A Sublime Discourse on the Nature of Gravity. A Knock on the Door. The Wizard Is Summoned by the King!
It was Zulkeh's habit of the evening to instruct Shelyid in the art of wizardry and the lore of science. With the dwarf ensconced upon a stool in a corner of the study, the wizard would pace to and fro, expounding at length upon whatever subject struck his fancy. On this particular evening, Zulkeh had chosen to enlighten the dwarf upon the nature of gravity.
"So you see then, Shelyid," spoke the mage, "this question of gravity has gripped the mind of man since time immemorial. The great ancient philosopher Disquo was the first to provide a general answer to the question: Why do all objects rest where they do? His answer was of the piercing simplicity of all true genius.
" 'Because they belong there,' said Disquo, and no one has been able to refute this proposition since. This is because it is irrefutable, for 'tis clear to even the dullest intellect that all things exist in their place because they belong there. Indeed, it must be so, for if they did not belong there, they would be somewhere else. Is this clear?"
"Oh yes, master!" cried Shelyid.
"Good. We may continue. Following the destruction of ancient civilization for those reasons which I have on earlier occas
ions opened up to your understanding, Disquo's great truth disappeared in the chaos of barbarism. Only centuries later, after a passing semblance of culture had been resurrected under the aegis of the Ecclesiarchy, was the insight of Disquo revived, albeit in a form more suited to the needs of Religion. For it was then that the famed theologian St. Quinine brought forth Disquo's dictum anew, but now with the caveat that all things belong where they are because God wills it. This thesis was to dominate human thought for a millennium. It is, of course, utterly specious.

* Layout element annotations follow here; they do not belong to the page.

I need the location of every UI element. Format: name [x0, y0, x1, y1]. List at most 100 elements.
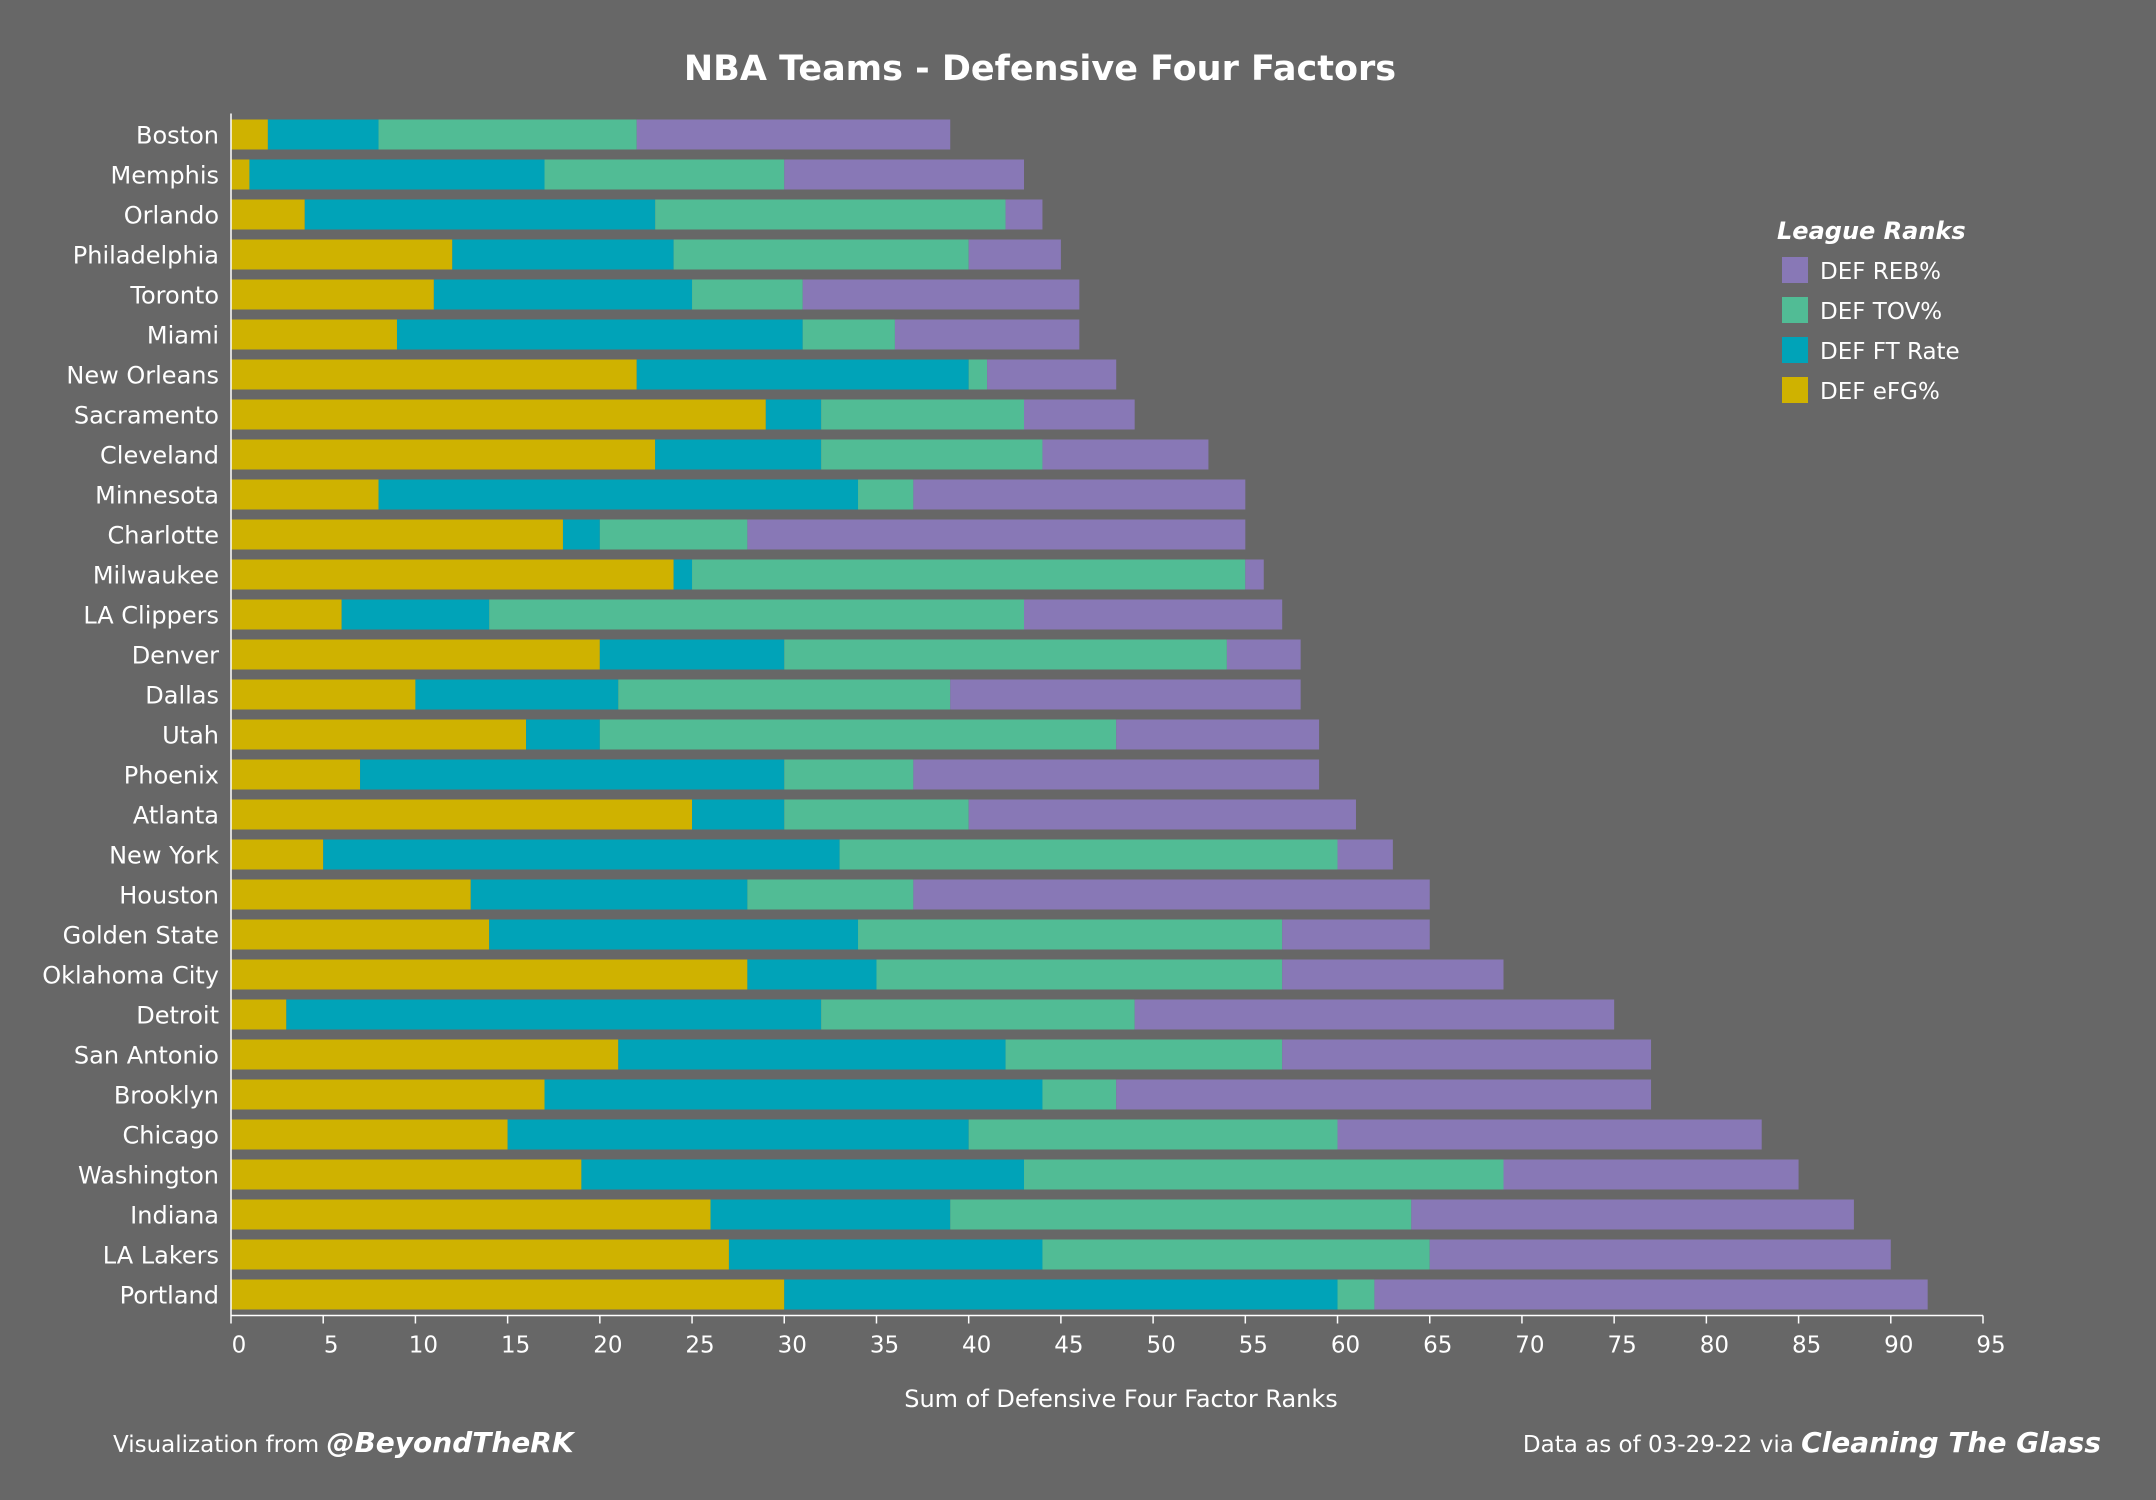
x-tick-label-85: 85 [1792, 1333, 1821, 1359]
team-label-phoenix: Phoenix [124, 762, 219, 790]
legend-label-def-reb: DEF REB% [1820, 259, 1941, 285]
team-label-denver: Denver [132, 642, 219, 670]
bar-san-antonio-def-reb [1282, 1039, 1652, 1070]
team-labels: Boston Memphis Orlando Philadelphia Toronto M… [42, 122, 219, 1310]
x-tick-label-35: 35 [870, 1333, 899, 1359]
x-axis-label: Sum of Defensive Four Factor Ranks [904, 1385, 1338, 1413]
legend-swatch-def-ft-rate [1782, 337, 1808, 363]
team-label-minnesota: Minnesota [95, 482, 219, 510]
bar-philadelphia-def-efg [231, 239, 453, 270]
footer-source-name: Cleaning The Glass [1801, 1426, 2101, 1459]
bar-utah-def-efg [231, 719, 527, 750]
team-label-san-antonio: San Antonio [74, 1042, 219, 1070]
team-label-sacramento: Sacramento [74, 402, 219, 430]
x-tick-label-95: 95 [1976, 1333, 2005, 1359]
team-label-utah: Utah [162, 722, 219, 750]
bar-houston-def-efg [231, 879, 471, 910]
bar-golden-state-def-reb [1282, 919, 1430, 950]
bar-atlanta-def-ft-rate [692, 799, 785, 830]
bar-oklahoma-city-def-ft-rate [747, 959, 877, 990]
bar-brooklyn-def-tov [1042, 1079, 1117, 1110]
bar-sacramento-def-efg [231, 399, 766, 430]
bar-brooklyn-def-reb [1116, 1079, 1652, 1110]
bar-dallas-def-tov [618, 679, 951, 710]
bar-memphis-def-ft-rate [249, 159, 545, 190]
team-label-houston: Houston [119, 882, 219, 910]
bar-charlotte-def-ft-rate [562, 519, 600, 550]
team-label-portland: Portland [120, 1282, 219, 1310]
bar-san-antonio-def-efg [231, 1039, 619, 1070]
bar-washington-def-reb [1503, 1159, 1799, 1190]
bar-new-york-def-reb [1337, 839, 1393, 870]
bar-minnesota-def-reb [913, 479, 1246, 510]
x-tick-label-20: 20 [593, 1333, 622, 1359]
bar-minnesota-def-efg [231, 479, 379, 510]
bar-phoenix-def-reb [913, 759, 1320, 790]
bar-utah-def-ft-rate [526, 719, 600, 750]
bar-phoenix-def-ft-rate [360, 759, 785, 790]
bar-charlotte-def-reb [747, 519, 1246, 550]
bar-la-clippers-def-efg [231, 599, 342, 630]
team-label-golden-state: Golden State [63, 922, 219, 950]
bar-atlanta-def-tov [784, 799, 969, 830]
x-tick-label-5: 5 [324, 1333, 339, 1359]
bars [231, 119, 1928, 1310]
bar-milwaukee-def-ft-rate [673, 559, 693, 590]
bar-detroit-def-tov [821, 999, 1135, 1030]
x-tick-label-25: 25 [685, 1333, 714, 1359]
bar-golden-state-def-tov [858, 919, 1283, 950]
x-tick-label-15: 15 [501, 1333, 530, 1359]
team-label-atlanta: Atlanta [133, 802, 219, 830]
bar-oklahoma-city-def-efg [231, 959, 748, 990]
bar-oklahoma-city-def-tov [876, 959, 1283, 990]
x-tick-label-60: 60 [1331, 1333, 1360, 1359]
bar-toronto-def-efg [231, 279, 434, 310]
bar-new-york-def-tov [839, 839, 1338, 870]
bar-new-orleans-def-efg [231, 359, 637, 390]
bar-oklahoma-city-def-reb [1282, 959, 1504, 990]
bar-new-orleans-def-tov [968, 359, 988, 390]
bar-denver-def-ft-rate [599, 639, 785, 670]
bar-indiana-def-reb [1411, 1199, 1854, 1230]
bar-philadelphia-def-ft-rate [452, 239, 674, 270]
bar-la-lakers-def-reb [1429, 1239, 1891, 1270]
bar-indiana-def-ft-rate [710, 1199, 951, 1230]
bar-san-antonio-def-ft-rate [618, 1039, 1006, 1070]
x-tick-label-10: 10 [409, 1333, 438, 1359]
legend-label-def-efg: DEF eFG% [1820, 379, 1940, 405]
bar-portland-def-reb [1374, 1279, 1928, 1310]
bar-boston-def-reb [636, 119, 951, 150]
x-tick-label-45: 45 [1054, 1333, 1083, 1359]
bar-orlando-def-reb [1005, 199, 1043, 230]
team-label-chicago: Chicago [123, 1122, 219, 1150]
bar-dallas-def-ft-rate [415, 679, 619, 710]
chart-title: NBA Teams - Defensive Four Factors [684, 49, 1396, 89]
x-tick-label-90: 90 [1884, 1333, 1913, 1359]
bar-chicago-def-ft-rate [507, 1119, 969, 1150]
bar-detroit-def-ft-rate [286, 999, 822, 1030]
bar-philadelphia-def-reb [968, 239, 1061, 270]
x-axis: 0 5 10 15 20 25 30 35 40 45 50 55 60 65 70 75 80 85 90 95 [230, 113, 2006, 1359]
legend-title: League Ranks [1777, 217, 1966, 245]
bar-orlando-def-efg [231, 199, 305, 230]
bar-houston-def-ft-rate [470, 879, 748, 910]
bar-miami-def-tov [802, 319, 895, 350]
legend-swatch-def-tov [1782, 297, 1808, 323]
legend: League Ranks DEF REB% DEF TOV% DEF FT Rate… [1777, 217, 1966, 405]
team-label-memphis: Memphis [111, 162, 219, 190]
bar-indiana-def-efg [231, 1199, 711, 1230]
bar-la-clippers-def-reb [1024, 599, 1283, 630]
bar-dallas-def-efg [231, 679, 416, 710]
team-label-charlotte: Charlotte [108, 522, 219, 550]
footer-credit: Visualization from @BeyondTheRK [113, 1426, 574, 1459]
bar-toronto-def-reb [802, 279, 1080, 310]
bar-chicago-def-efg [231, 1119, 508, 1150]
team-label-miami: Miami [147, 322, 219, 350]
bar-cleveland-def-efg [231, 439, 656, 470]
bar-minnesota-def-ft-rate [378, 479, 859, 510]
legend-label-def-ft-rate: DEF FT Rate [1820, 339, 1960, 365]
bar-boston-def-ft-rate [267, 119, 379, 150]
bar-san-antonio-def-tov [1005, 1039, 1283, 1070]
team-label-milwaukee: Milwaukee [93, 562, 219, 590]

" 'How so?' you ask, groping in the dimness of your runtish intellect. It is self-evident. The true scientist understands by the nature of inquiry that such is designed to answer such questions as are posed through the examination of the question which is posed, and no other. Thus, the answer to the question: 'Why do objects rest where they do?' can only be scientifically answered by explaining why objects rest where they do. This Disquo had already done: 'Because they belong there.' To add to this truth the quibble that this is so because God wills it, adds nothing whatever to the investigation. If God exists, then 'tis rampant tautology to say that he causes all objects to belong where they are, for He is naturally the source of all objects, being and belonging. If God does not exist, then He has nothing to do with any of these. The revered saint's thesis thus merely posits the existence of God under the guise of explaining the nature of gravity. But it advances us no further than Disquo's formula. Indeed, it throws confusion over the problem. Is this clear, dwarf?"
"Oh yes, master!" cried Shelyid.
"Good. We may continue." A sudden frown enveloped the wizard's brow. Zulkeh peered fiercely at his apprentice, who shrank before his gaze.
"Misinterpret not my words," spoke the mage. "My intent is not to cast aspersions upon Religion, for such is necessary to discipline the passions of the common herd. In this task, the servants of Religion perform a most exemplary service. For this work they deserve all just credit and due, despite their superstitious habit of cloaking the Old Geister's immanence in all manner of frivolous and ridiculous trappings. Is this understood?"